Harald Jähner explore comment l’Allemagne a échappé en 1945 à une disparition existentielle. Sitôt la capitulation signée, la population, des femmes surtout, s’attelle à la reconstruction, et devient cette “communauté mythique de héros à la mission surhumaine”. Le pays, aux frontières chamboulées par les vainqueurs, connaît des migrations d’une ampleur inimaginable, à la source de graves tensions intercommunautaires. Tout à la joie d’avoir survécu, “on danse sur les ruines”. L’homme allemand, “une nullité ayant fait son temps et dont la tendance à l’agressivité avait plongé le monde dans le pire malheur de tous les temps”, est rejeté.
A l’ouest, la population fraternise avec un occupant américain convaincu que les Allemands sont tous des “nazis fanatiques, malades, criminels”. Le marché noir règne en maître. Il est le tremplin du capitalisme, “une chance pour les plus ingénieux, un apprentissage de l’autonomie”. Le plan Marshall et sa réforme monétaire égalitaire jettent les bases de la prospérité allemande.

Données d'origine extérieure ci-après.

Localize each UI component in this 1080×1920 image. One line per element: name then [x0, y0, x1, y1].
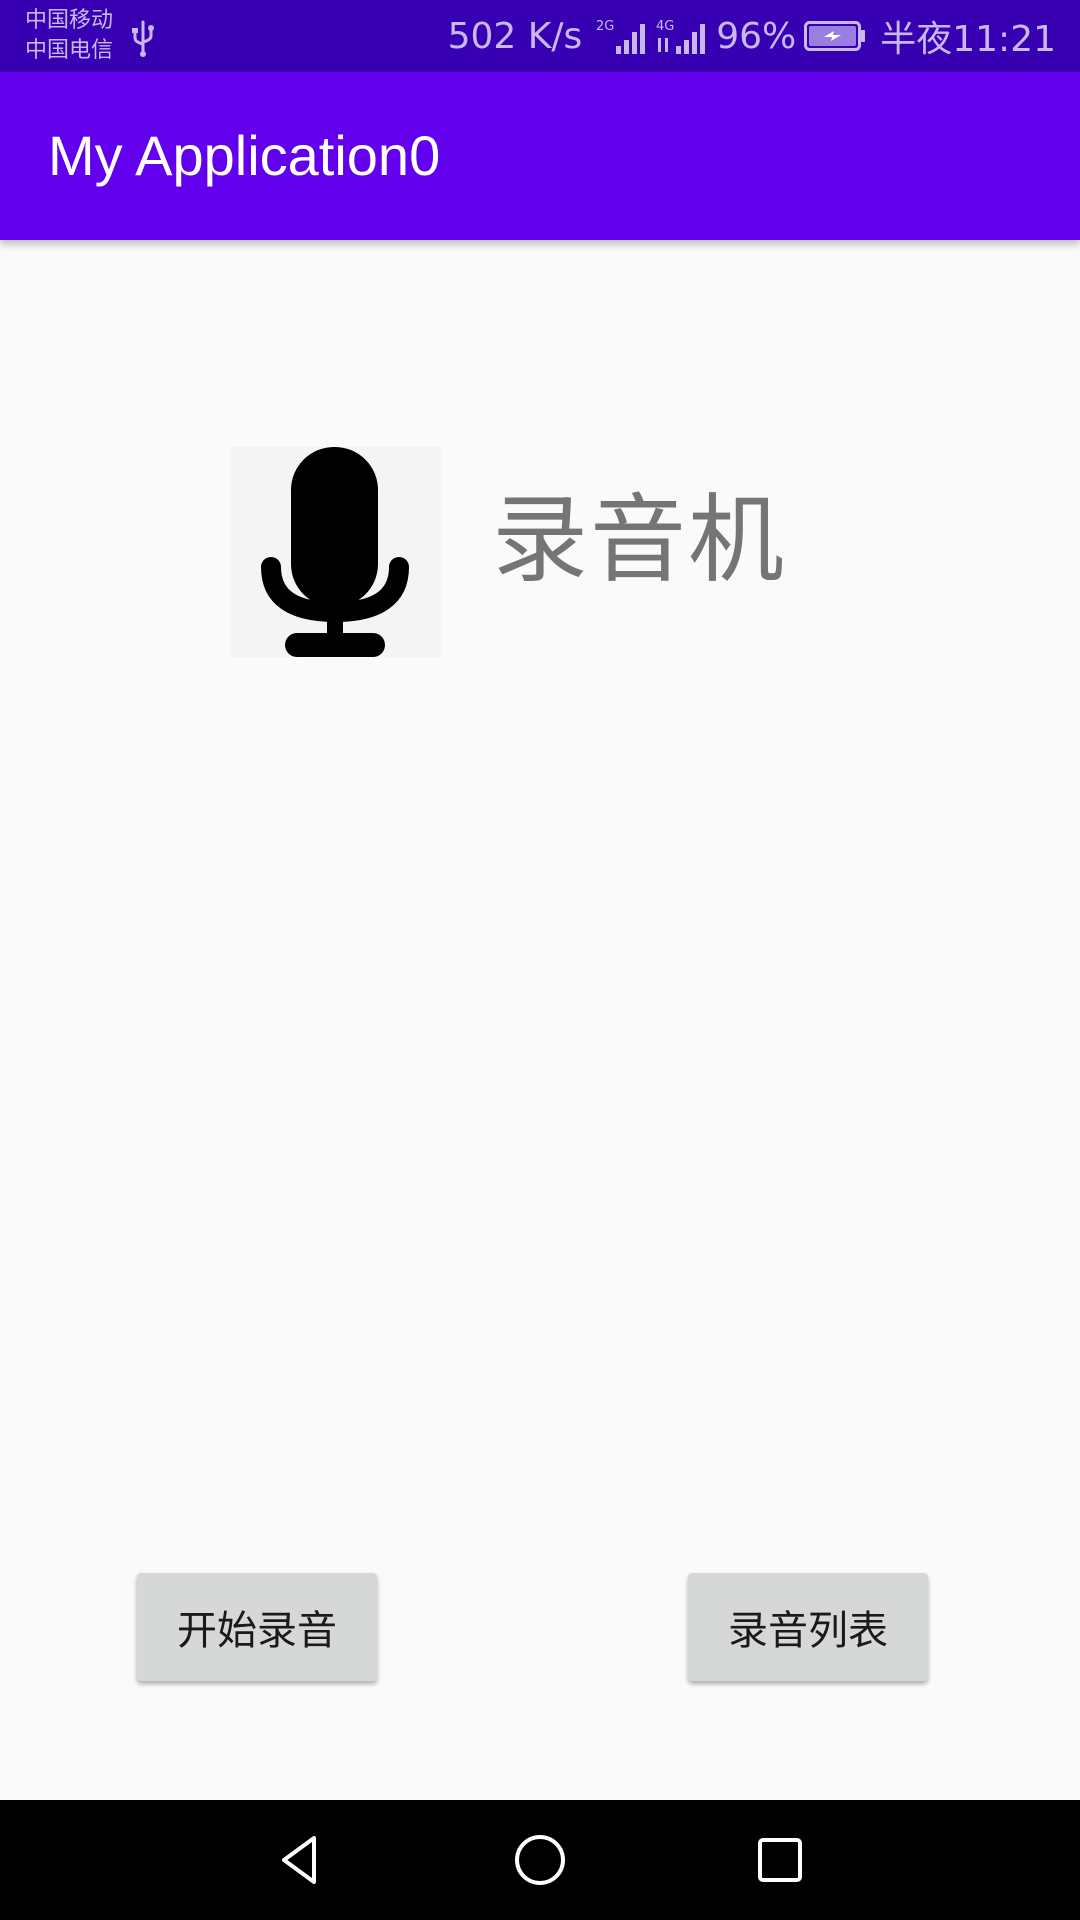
start-recording-button[interactable]: 开始录音 — [137, 1573, 377, 1681]
status-right: 502 K/s 2G 4G 96% 半夜11:21 — [448, 0, 1056, 72]
microphone-icon — [261, 447, 409, 657]
screen: 中国移动 中国电信 502 K/s 2G 4G 96% 半夜11:21 My A… — [0, 0, 1080, 1920]
app-bar: My Application0 — [0, 72, 1080, 240]
signal-2g-icon: 2G — [596, 19, 646, 54]
clock: 半夜11:21 — [880, 19, 1056, 60]
battery-charging-icon — [804, 21, 866, 51]
page-heading: 录音机 — [492, 484, 786, 596]
carrier-2: 中国电信 — [25, 38, 114, 63]
usb-icon — [132, 20, 154, 57]
microphone-image — [231, 447, 441, 657]
signal-2-label: 4G — [656, 19, 674, 34]
signal-4g-icon: 4G — [656, 19, 706, 54]
home-icon[interactable] — [510, 1830, 570, 1890]
recording-list-button[interactable]: 录音列表 — [688, 1573, 928, 1681]
network-speed: 502 K/s — [447, 15, 583, 57]
navigation-bar — [0, 1800, 1080, 1920]
status-bar: 中国移动 中国电信 502 K/s 2G 4G 96% 半夜11:21 — [0, 0, 1080, 72]
recent-apps-icon[interactable] — [750, 1830, 810, 1890]
carrier-1: 中国移动 — [25, 8, 114, 33]
back-icon[interactable] — [270, 1830, 330, 1890]
app-title: My Application0 — [48, 124, 441, 187]
carrier-info: 中国移动 中国电信 — [25, 6, 113, 66]
signal-1-label: 2G — [596, 19, 614, 34]
battery-percent: 96% — [716, 15, 797, 57]
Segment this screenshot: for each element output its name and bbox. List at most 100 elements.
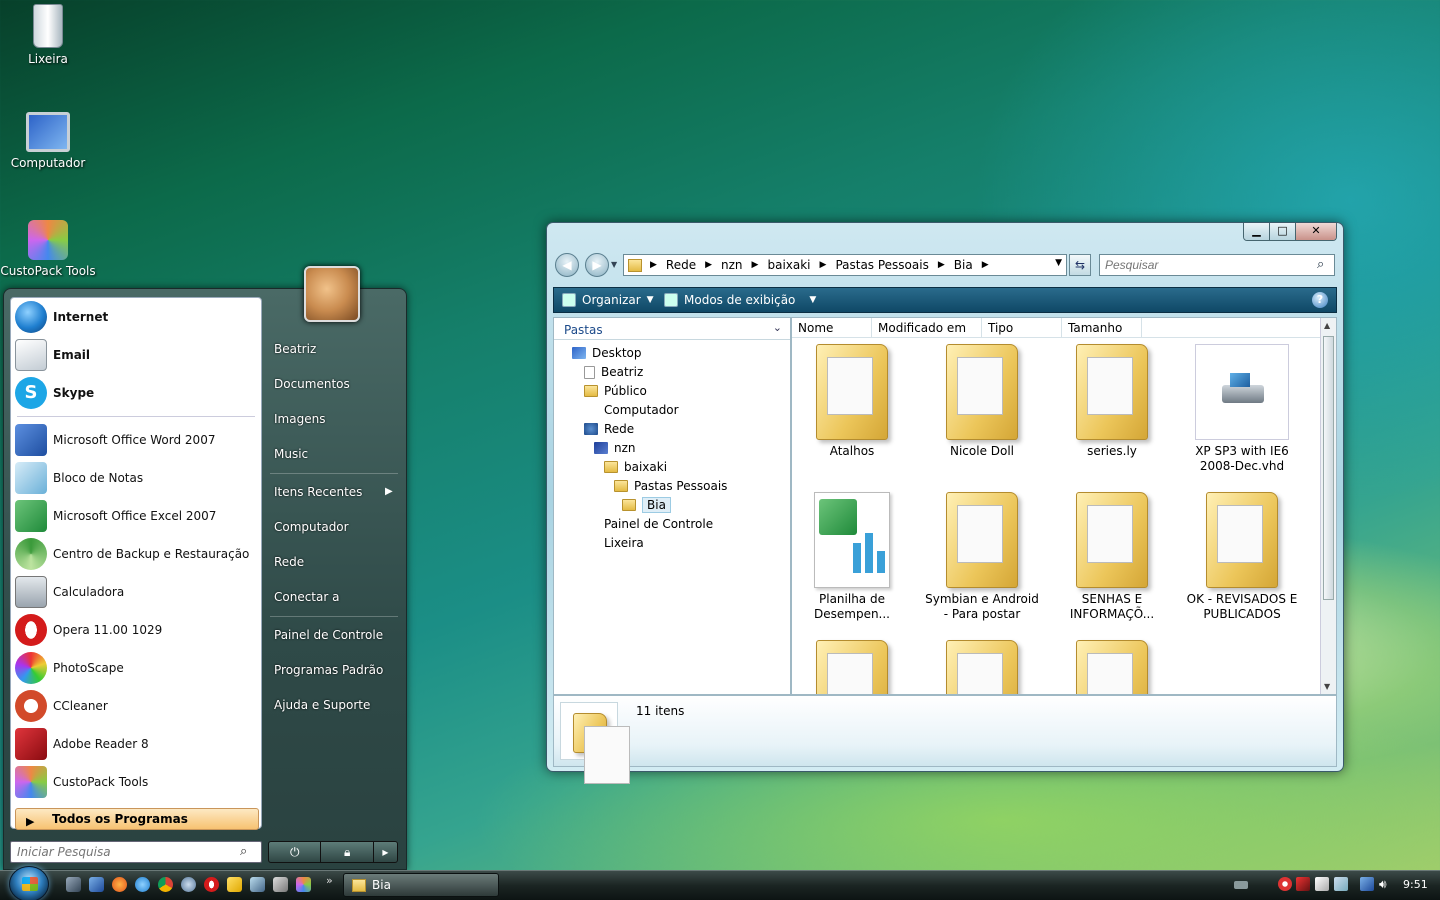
column-header-size[interactable]: Tamanho [1062, 318, 1142, 337]
file-item-folder[interactable] [1052, 640, 1172, 694]
tree-item-baixaki[interactable]: baixaki [604, 458, 667, 476]
start-button[interactable] [9, 866, 49, 900]
tree-item-beatriz[interactable]: Beatriz [584, 363, 643, 381]
start-item-custopack[interactable]: CustoPack Tools [11, 763, 261, 801]
network-status-icon[interactable] [1360, 877, 1374, 891]
refresh-button[interactable]: ⇆ [1069, 254, 1091, 276]
start-item-notepad[interactable]: Bloco de Notas [11, 459, 261, 497]
start-item-backup[interactable]: Centro de Backup e Restauração [11, 535, 261, 573]
column-header-modified[interactable]: Modificado em [872, 318, 982, 337]
scroll-up-icon[interactable]: ▲ [1324, 321, 1330, 330]
clock[interactable]: 9:51 [1403, 878, 1428, 891]
folders-header[interactable]: Pastas ⌄ [554, 318, 790, 340]
keyboard-icon[interactable] [1234, 881, 1248, 889]
chevron-down-icon[interactable]: ⌄ [773, 321, 782, 334]
start-right-user[interactable]: Beatriz [274, 342, 316, 356]
start-item-word[interactable]: Microsoft Office Word 2007 [11, 421, 261, 459]
tree-item-nzn[interactable]: nzn [594, 439, 636, 457]
all-programs-button[interactable]: ▶ Todos os Programas [15, 808, 259, 830]
start-search-input[interactable] [10, 841, 262, 863]
start-item-adobe-reader[interactable]: Adobe Reader 8 [11, 725, 261, 763]
chrome-icon[interactable] [158, 877, 173, 892]
breadcrumb-baixaki[interactable]: baixaki [767, 258, 810, 272]
start-item-email[interactable]: Email [11, 336, 261, 374]
chevron-down-icon[interactable]: ▼ [1055, 258, 1062, 268]
tree-item-computador[interactable]: Computador [584, 401, 679, 419]
start-item-calculator[interactable]: Calculadora [11, 573, 261, 611]
quick-launch-more-icon[interactable]: » [326, 874, 333, 887]
vertical-scrollbar[interactable]: ▲ ▼ [1320, 318, 1336, 694]
start-item-ccleaner[interactable]: CCleaner [11, 687, 261, 725]
firefox-icon[interactable] [112, 877, 127, 892]
explorer-search-input[interactable] [1099, 254, 1335, 276]
arrow-right-icon[interactable]: ▸ [374, 842, 397, 862]
file-item-ok-revisados[interactable]: OK - REVISADOS E PUBLICADOS [1182, 492, 1302, 622]
start-item-photoscape[interactable]: PhotoScape [11, 649, 261, 687]
network-icon[interactable] [250, 877, 265, 892]
file-item-senhas[interactable]: SENHAS E INFORMAÇÕ... [1052, 492, 1172, 622]
tree-item-pastas-pessoais[interactable]: Pastas Pessoais [614, 477, 727, 495]
file-item-xp-vhd[interactable]: XP SP3 with IE6 2008-Dec.vhd [1182, 344, 1302, 474]
file-item-symbian-android[interactable]: Symbian e Android - Para postar [922, 492, 1042, 622]
organize-button[interactable]: Organizar ▼ [562, 293, 654, 307]
tree-item-desktop[interactable]: Desktop [572, 344, 642, 362]
mail-icon[interactable] [227, 877, 242, 892]
desktop-icon-computer[interactable]: Computador [0, 112, 96, 170]
tree-item-lixeira[interactable]: Lixeira [584, 534, 644, 552]
help-icon[interactable]: ? [1312, 292, 1328, 308]
file-item-nicole-doll[interactable]: Nicole Doll [922, 344, 1042, 459]
opera-icon[interactable] [204, 877, 219, 892]
start-right-control-panel[interactable]: Painel de Controle [274, 628, 383, 642]
app-tray-icon[interactable] [1334, 877, 1348, 891]
file-item-folder[interactable] [922, 640, 1042, 694]
tree-item-publico[interactable]: Público [584, 382, 647, 400]
scrollbar-thumb[interactable] [1323, 336, 1334, 600]
file-item-series-ly[interactable]: series.ly [1052, 344, 1172, 459]
browser-icon[interactable] [181, 877, 196, 892]
start-right-recent-items[interactable]: Itens Recentes [274, 485, 362, 499]
back-button[interactable]: ◀ [555, 253, 579, 277]
breadcrumb-rede[interactable]: Rede [666, 258, 696, 272]
breadcrumb-pastas-pessoais[interactable]: Pastas Pessoais [835, 258, 928, 272]
desktop-icon-recycle-bin[interactable]: Lixeira [0, 4, 96, 66]
start-right-music[interactable]: Music [274, 447, 308, 461]
views-button[interactable]: Modos de exibição ▼ [664, 293, 816, 307]
start-item-excel[interactable]: Microsoft Office Excel 2007 [11, 497, 261, 535]
custopack-icon[interactable] [296, 877, 311, 892]
column-header-type[interactable]: Tipo [982, 318, 1062, 337]
volume-icon[interactable]: 🔊︎ [1379, 877, 1393, 891]
start-right-pictures[interactable]: Imagens [274, 412, 325, 426]
user-avatar[interactable] [304, 266, 360, 322]
start-right-connect-to[interactable]: Conectar a [274, 590, 339, 604]
breadcrumb-nzn[interactable]: nzn [721, 258, 743, 272]
start-right-computer[interactable]: Computador [274, 520, 349, 534]
start-right-network[interactable]: Rede [274, 555, 304, 569]
column-header-name[interactable]: Nome [792, 318, 872, 337]
file-item-folder[interactable] [792, 640, 912, 694]
start-right-default-programs[interactable]: Programas Padrão [274, 663, 383, 677]
start-right-help[interactable]: Ajuda e Suporte [274, 698, 370, 712]
tree-item-rede[interactable]: Rede [584, 420, 634, 438]
tree-item-painel-de-controle[interactable]: Painel de Controle [584, 515, 713, 533]
show-desktop-icon[interactable] [66, 877, 81, 892]
start-right-documents[interactable]: Documentos [274, 377, 350, 391]
internet-explorer-icon[interactable] [135, 877, 150, 892]
address-bar[interactable]: ▶ Rede ▶ nzn ▶ baixaki ▶ Pastas Pessoais… [623, 254, 1067, 276]
tree-item-bia[interactable]: Bia [622, 496, 671, 514]
history-dropdown-icon[interactable]: ▼ [611, 260, 617, 269]
scroll-down-icon[interactable]: ▼ [1324, 682, 1330, 691]
tools-icon[interactable] [273, 877, 288, 892]
desktop-icon-custopack[interactable]: CustoPack Tools [0, 220, 96, 278]
power-icon[interactable]: ⏻ [269, 842, 322, 862]
forward-button[interactable]: ▶ [585, 253, 609, 277]
minimize-icon[interactable]: ▁ [1244, 223, 1270, 240]
app-tray-icon[interactable] [1296, 877, 1310, 891]
switch-windows-icon[interactable] [89, 877, 104, 892]
app-tray-icon[interactable] [1315, 877, 1329, 891]
security-icon[interactable] [1278, 877, 1292, 891]
start-item-opera[interactable]: Opera 11.00 1029 [11, 611, 261, 649]
file-item-atalhos[interactable]: Atalhos [792, 344, 912, 459]
breadcrumb-bia[interactable]: Bia [954, 258, 973, 272]
maximize-icon[interactable]: □ [1270, 223, 1296, 240]
taskbar-button-bia[interactable]: Bia [343, 873, 499, 897]
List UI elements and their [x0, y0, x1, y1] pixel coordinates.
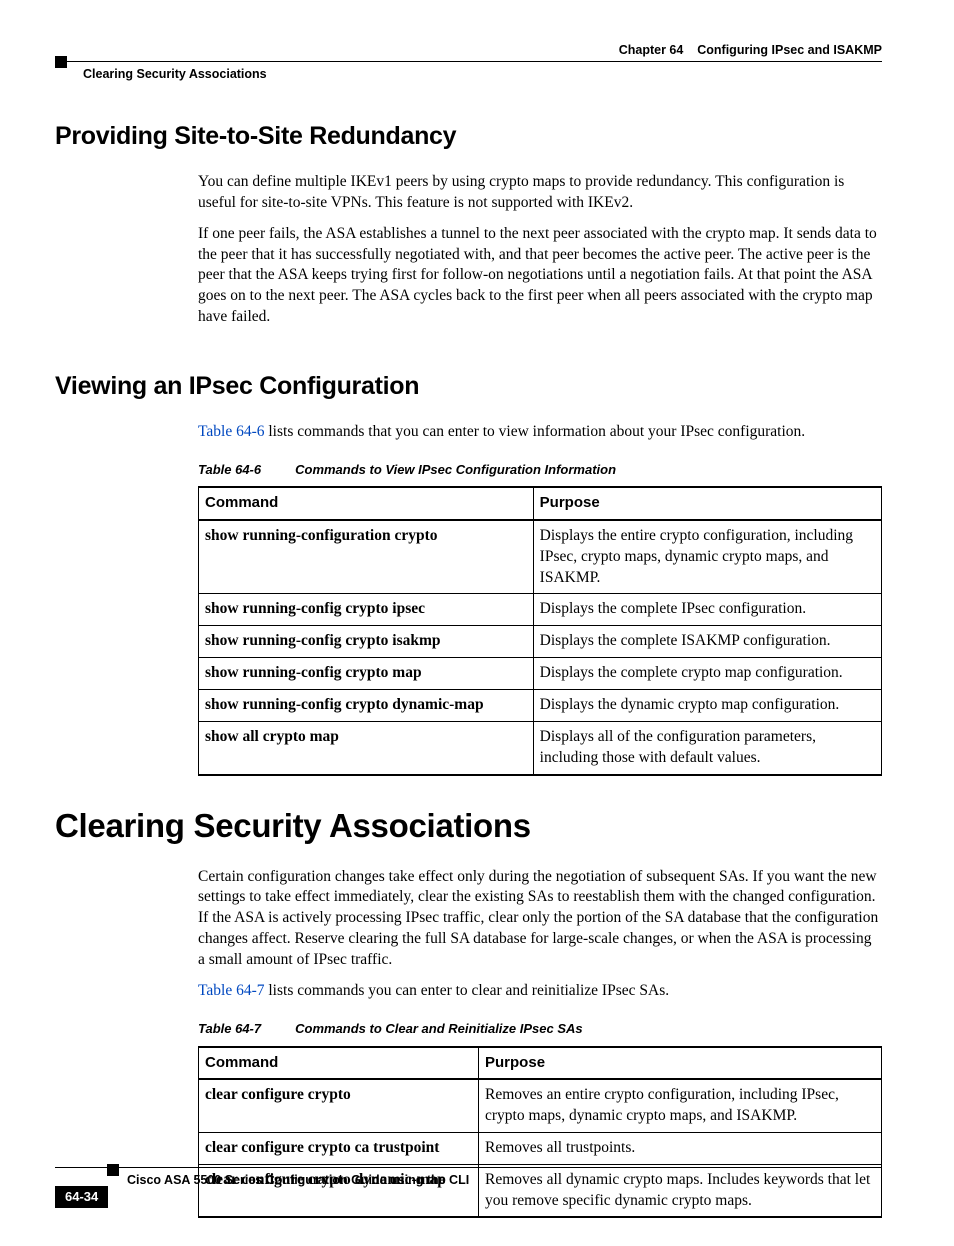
command-cell: clear configure crypto — [199, 1079, 479, 1132]
table-row: show all crypto mapDisplays all of the c… — [199, 722, 882, 775]
table-64-7-caption: Table 64-7 Commands to Clear and Reinitia… — [198, 1020, 882, 1038]
table-ref-link-2[interactable]: Table 64-7 — [198, 982, 265, 999]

Berlin, autrefois symbole du nazisme, est érigée en capitale du monde libre. Les alliés s’emploient à “déprussianiser” le pays et déploient des plans “détaillés de prise des esprits, d’extirpation de l’arrogance, du racisme, profondément ancrés”.
Les Américains jettent les bases d’une presse démocratique. Ils promeuvent l'expressionnisme que les nazis avaient vilipendé comme “art dégénéré”. Comme l’homme, l’habitat est “dénazifié”, pour se démarquer du style brutal du Reich. Mais de la Shoah, il n’est pas question en 1947. Aucune repentance (notamment des Églises), aucune colère contre les nazis. Les Allemands se considèrent comme des dupes de Hitler et non comme des coupables. Leur instinct de survie aurait annihilé le sentiment de culpabilité. Le procès de Nuremberg les laisse indifférents.
Points forts
Le temps des loups met brillamment en scène le relèvement de l’Allemagne. Enrichi de photos et de références puisées dans la presse, la littérature ou le cinéma d’époque, le texte, dense, dresse un portrait saisissant de l’Allemagne de l’après-guerre. Sous la plume rigoureuse de Jähner, émergent les fondements de la société allemande contemporaine, un mélange d’ancien et de moderne. On peut citer le respect de la discipline, si ancré dans la culture prussienne ; l’économie sociale de marché, un avatar du marché noir ; la main d’œuvre agile venue de l’est du pays ; l’attrait pour la culture ; le rejet du militarisme ; l’adhésion au modèle américain et surtout la Guerre froide qui redonne sa puissance au pays.
Ce formidable rétablissement d’un peuple qui émerge à toute allure de l’heure zéro (un concept mythique car la guerre était loin d’avoir éreinté la puissance économique allemande) a aussi ses zones d’ombre, parfaitement dessinées par Jähner. L’absence de repentance pour les crimes commis en son nom par les nazis (“le son du refoulement” comme le baptise l’auteur) et un “refus obstiné de se confronter à ce qui s’était réellement passé” (il faudra attendre les procès d’Auschwitz en 1963 pour la Shoah). La conclusion de Jähner est plutôt pessimiste : les Allemands se seraient défaits d’une mentalité, qui a fait émerger le nazisme, au prix d’un rejet “avec arrogance, de l’idée de culpabilité collective”. Le miracle économique, enfant de la Guerre froide, est bien à la base du rétablissement allemand. Mais, convient l’auteur, la capacité réelle de la démocratie allemande à se confronter à une vraie crise existentielle n’a pas encore été testée.
Quelques réserves
Je ne vois aucune réserve à évoquer au sujet de ce livre dont le récit historique est nuancé et d’une grande qualité.
Encore un mot...
Un ouvrage passionnant, nuancé et rigoureux sur la naissance de l’Allemagne post-nazie, ses mythes et ses réalités.
Une phrase
« Mais eux aussi (les hommes allemands)… constataient avec étonnement que des subordonnés pouvaient tendre un document sans se lever de leur chaise et qu’on pouvait gagner la guerre sans claquer des talons à la moindre occasion. » (p.150)
« Il sera beaucoup plus facile de reconstruire leurs villes que de les amener à prendre connaissance de ce qu’ils ont vécu et à comprendre comment c’est arrivé. » (Alfred Döblin cité par l’auteur, (p.256).
L'auteur
Harald Jähner est un journaliste allemand spécialiste des rubriques littéraires et culturelles (Berliner Zeitung, Frankfurter Allgemeine Zeitung). Il est aussi professeur honoraire de journalisme culturel à l'Université des arts de Berlin depuis 2011. Le Temps des loups est son premier livre.